Mike Stinson is an associate in the trial group. His practice focuses primarily on general and complex commercial litigation, including disputes arising in arbitration forums and in bankruptcy court. Mike has litigated suits in the areas of:
- Securities and banking
- Intellectual property, including patent, copyright, and trademark
- Healthcare fraud, including a number of qui tam matters brought pursuant to the False Claims Act
- Real estate finance issues, including suits relating to wrongful foreclosure and violations of state second mortgage laws
Mike has experience in all stages of litigation, with particular expertise in discovery-related issues. Mike has successfully compelled discovery (even where the information sought resides in a foreign country), and he is also versed in the nuance of expert-related discovery, having drafted numerous Daubert motions to exclude industry and damages experts.
Recently, Mike has utilized his training in statistical methods and theory to help his client navigate statistical extrapolation techniques in defending against a lawsuit in the healthcare industry.
Mike also takes pride in maintaining a healthy pro bono practice. Some of his pro bono successes include:
A recent bench trial in which his client was awarded full damages and costs of litigation in a breach of contract dispute. The court’s written order fully discredited the defendant’s testimony and factual assertions, including a finding of fact that the defendant had likely created documents for the purpose of submitting false evidence.

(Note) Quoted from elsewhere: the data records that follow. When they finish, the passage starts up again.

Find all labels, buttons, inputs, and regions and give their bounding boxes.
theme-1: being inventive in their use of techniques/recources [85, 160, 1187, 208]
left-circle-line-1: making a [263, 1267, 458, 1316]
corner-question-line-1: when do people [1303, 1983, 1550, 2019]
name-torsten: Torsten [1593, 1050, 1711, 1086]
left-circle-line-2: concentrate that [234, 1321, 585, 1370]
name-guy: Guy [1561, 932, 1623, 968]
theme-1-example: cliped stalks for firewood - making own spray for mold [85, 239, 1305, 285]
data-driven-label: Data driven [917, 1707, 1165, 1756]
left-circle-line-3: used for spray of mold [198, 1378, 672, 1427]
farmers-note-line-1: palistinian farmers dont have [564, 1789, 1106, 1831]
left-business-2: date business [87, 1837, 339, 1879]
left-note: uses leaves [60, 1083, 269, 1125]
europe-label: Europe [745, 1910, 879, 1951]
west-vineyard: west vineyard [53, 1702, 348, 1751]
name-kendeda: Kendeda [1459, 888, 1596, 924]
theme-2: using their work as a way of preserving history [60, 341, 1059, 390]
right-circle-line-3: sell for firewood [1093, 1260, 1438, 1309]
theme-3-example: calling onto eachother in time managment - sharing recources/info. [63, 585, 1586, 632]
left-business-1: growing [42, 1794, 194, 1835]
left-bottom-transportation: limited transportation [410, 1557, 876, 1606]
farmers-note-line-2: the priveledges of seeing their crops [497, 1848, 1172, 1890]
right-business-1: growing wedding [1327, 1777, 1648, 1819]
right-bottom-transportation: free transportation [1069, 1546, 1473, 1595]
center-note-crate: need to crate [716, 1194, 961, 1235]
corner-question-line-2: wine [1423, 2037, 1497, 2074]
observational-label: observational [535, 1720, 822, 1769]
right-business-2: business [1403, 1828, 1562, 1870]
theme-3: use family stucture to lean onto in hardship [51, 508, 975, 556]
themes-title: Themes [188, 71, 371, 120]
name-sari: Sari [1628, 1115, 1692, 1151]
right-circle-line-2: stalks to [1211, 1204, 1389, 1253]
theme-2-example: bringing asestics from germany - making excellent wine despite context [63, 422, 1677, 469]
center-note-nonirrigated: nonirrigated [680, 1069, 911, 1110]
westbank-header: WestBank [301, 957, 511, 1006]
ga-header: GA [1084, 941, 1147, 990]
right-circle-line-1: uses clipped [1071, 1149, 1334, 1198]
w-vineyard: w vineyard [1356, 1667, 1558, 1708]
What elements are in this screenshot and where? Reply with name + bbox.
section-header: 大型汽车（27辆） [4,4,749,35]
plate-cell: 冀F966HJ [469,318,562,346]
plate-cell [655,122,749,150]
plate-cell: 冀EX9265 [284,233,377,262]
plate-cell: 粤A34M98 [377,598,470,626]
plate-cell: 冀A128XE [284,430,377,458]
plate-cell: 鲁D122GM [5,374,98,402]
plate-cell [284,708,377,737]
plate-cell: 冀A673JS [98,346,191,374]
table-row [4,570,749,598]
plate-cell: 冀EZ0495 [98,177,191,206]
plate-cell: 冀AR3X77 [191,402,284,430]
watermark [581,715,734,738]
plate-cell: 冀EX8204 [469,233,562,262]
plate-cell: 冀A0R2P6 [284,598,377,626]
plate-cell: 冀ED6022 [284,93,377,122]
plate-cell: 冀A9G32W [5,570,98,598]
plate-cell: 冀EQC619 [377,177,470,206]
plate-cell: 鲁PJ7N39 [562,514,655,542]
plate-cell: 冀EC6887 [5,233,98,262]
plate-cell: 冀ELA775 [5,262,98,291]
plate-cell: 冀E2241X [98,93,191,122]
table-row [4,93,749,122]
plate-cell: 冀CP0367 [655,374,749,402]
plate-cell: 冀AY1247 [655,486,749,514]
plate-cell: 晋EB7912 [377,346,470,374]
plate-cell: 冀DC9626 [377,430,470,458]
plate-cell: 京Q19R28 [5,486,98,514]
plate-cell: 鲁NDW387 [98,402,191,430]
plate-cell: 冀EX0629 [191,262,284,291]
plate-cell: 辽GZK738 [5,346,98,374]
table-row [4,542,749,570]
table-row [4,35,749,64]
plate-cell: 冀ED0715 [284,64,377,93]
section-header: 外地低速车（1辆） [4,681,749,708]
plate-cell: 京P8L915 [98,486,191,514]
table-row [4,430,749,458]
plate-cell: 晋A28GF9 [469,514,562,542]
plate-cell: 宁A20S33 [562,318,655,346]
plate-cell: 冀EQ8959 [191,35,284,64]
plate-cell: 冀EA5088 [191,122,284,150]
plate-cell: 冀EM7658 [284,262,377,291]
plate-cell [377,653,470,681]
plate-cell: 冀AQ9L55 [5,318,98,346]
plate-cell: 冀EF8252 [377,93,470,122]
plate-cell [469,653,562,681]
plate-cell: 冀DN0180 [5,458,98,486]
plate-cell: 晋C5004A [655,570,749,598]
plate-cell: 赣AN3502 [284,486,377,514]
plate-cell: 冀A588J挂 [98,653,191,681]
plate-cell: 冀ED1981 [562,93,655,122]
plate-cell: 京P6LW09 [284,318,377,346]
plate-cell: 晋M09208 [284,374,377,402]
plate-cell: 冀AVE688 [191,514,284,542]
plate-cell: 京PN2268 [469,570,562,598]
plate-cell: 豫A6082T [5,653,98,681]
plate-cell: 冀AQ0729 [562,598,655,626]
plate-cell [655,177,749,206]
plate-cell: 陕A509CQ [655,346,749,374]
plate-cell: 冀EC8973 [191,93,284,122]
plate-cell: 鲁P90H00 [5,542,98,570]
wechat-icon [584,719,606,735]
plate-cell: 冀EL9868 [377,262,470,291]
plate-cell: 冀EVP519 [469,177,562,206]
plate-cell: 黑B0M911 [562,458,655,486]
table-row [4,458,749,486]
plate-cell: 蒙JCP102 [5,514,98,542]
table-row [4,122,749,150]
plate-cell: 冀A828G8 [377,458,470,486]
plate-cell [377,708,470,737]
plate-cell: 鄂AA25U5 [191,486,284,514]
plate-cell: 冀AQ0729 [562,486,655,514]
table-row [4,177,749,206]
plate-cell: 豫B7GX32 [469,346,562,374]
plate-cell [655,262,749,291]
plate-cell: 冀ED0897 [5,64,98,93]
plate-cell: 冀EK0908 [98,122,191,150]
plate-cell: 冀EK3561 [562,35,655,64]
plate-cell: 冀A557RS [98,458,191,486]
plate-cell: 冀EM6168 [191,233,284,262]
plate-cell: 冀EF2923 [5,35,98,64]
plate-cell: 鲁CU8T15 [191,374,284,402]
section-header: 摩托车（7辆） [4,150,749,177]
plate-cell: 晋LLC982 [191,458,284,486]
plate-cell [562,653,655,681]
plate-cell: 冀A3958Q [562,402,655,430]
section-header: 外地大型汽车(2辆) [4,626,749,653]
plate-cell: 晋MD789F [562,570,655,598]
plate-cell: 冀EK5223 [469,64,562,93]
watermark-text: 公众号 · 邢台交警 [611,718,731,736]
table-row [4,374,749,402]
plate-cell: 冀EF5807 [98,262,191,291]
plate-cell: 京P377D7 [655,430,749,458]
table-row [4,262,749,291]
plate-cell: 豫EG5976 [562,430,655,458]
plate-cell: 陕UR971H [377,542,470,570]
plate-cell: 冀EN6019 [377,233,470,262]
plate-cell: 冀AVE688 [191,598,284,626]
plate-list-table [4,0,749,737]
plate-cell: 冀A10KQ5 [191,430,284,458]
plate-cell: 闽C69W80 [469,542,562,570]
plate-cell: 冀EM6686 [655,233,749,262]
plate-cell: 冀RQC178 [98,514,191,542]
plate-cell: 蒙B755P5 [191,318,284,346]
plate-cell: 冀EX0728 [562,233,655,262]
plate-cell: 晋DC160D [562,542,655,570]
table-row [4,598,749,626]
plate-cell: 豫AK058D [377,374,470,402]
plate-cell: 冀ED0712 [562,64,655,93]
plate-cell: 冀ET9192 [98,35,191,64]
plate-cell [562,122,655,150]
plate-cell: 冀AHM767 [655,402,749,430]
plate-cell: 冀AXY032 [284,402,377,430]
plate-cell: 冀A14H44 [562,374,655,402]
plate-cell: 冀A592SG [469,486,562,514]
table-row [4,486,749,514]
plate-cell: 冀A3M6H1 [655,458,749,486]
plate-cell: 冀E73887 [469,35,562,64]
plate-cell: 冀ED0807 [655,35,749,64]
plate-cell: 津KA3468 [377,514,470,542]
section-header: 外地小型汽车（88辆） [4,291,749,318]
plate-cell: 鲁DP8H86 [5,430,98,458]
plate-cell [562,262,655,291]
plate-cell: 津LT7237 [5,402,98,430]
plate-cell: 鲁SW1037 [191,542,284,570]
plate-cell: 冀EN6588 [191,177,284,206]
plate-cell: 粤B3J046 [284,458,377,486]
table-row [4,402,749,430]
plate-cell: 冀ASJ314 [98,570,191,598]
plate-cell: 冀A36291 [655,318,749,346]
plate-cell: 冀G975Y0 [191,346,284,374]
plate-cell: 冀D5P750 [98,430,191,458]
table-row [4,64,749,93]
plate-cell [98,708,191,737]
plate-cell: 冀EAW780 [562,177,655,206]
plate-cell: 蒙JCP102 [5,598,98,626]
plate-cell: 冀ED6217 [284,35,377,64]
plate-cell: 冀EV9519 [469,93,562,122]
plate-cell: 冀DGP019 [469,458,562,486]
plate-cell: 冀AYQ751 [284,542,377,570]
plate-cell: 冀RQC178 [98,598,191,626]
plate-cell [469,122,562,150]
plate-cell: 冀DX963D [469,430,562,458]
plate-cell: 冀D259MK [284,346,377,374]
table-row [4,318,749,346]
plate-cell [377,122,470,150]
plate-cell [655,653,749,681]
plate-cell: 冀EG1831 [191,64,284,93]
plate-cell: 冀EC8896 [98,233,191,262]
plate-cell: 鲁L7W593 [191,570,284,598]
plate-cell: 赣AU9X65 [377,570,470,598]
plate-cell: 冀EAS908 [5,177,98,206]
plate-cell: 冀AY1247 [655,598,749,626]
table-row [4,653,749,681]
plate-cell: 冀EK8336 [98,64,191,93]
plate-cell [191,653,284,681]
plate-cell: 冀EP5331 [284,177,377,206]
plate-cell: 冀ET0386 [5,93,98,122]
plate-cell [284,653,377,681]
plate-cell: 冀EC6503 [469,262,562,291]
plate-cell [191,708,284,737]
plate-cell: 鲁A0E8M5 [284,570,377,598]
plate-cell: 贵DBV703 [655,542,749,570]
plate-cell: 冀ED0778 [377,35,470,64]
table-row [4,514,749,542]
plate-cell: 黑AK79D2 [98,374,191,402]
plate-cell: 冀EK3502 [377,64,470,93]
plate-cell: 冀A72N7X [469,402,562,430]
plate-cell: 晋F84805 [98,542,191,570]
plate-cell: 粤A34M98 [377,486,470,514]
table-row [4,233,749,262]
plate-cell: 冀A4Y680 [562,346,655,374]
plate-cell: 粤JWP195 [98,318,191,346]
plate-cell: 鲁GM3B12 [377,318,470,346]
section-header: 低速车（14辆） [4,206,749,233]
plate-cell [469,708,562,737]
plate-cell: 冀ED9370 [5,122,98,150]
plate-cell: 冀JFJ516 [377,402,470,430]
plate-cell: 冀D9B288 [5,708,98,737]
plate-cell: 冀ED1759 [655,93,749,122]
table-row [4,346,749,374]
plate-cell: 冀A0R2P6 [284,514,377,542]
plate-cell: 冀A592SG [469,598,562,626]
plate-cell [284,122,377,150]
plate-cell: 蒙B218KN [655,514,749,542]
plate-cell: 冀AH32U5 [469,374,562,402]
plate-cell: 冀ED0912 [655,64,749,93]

An award of summary judgment, including full damages, costs, and interest, for a client whose former roommate had fraudulently induced his client into providing a security deposit where none was required. Mike helped this client all the way through the collections process to ensure that the judgment was paid.
A personal injury case in which Mike’s client was denied insurance coverage relating to an automobile accident. Mike successfully represented the client on two fronts: (1) defending a negligence lawsuit through discovery and mediation phase; and (2) convincing the insurer that it owed coverage. Eventually the insurer agreed to provide a defense without a reservation of rights, and settled the case for less than the policy limit with the factual record Mike developed.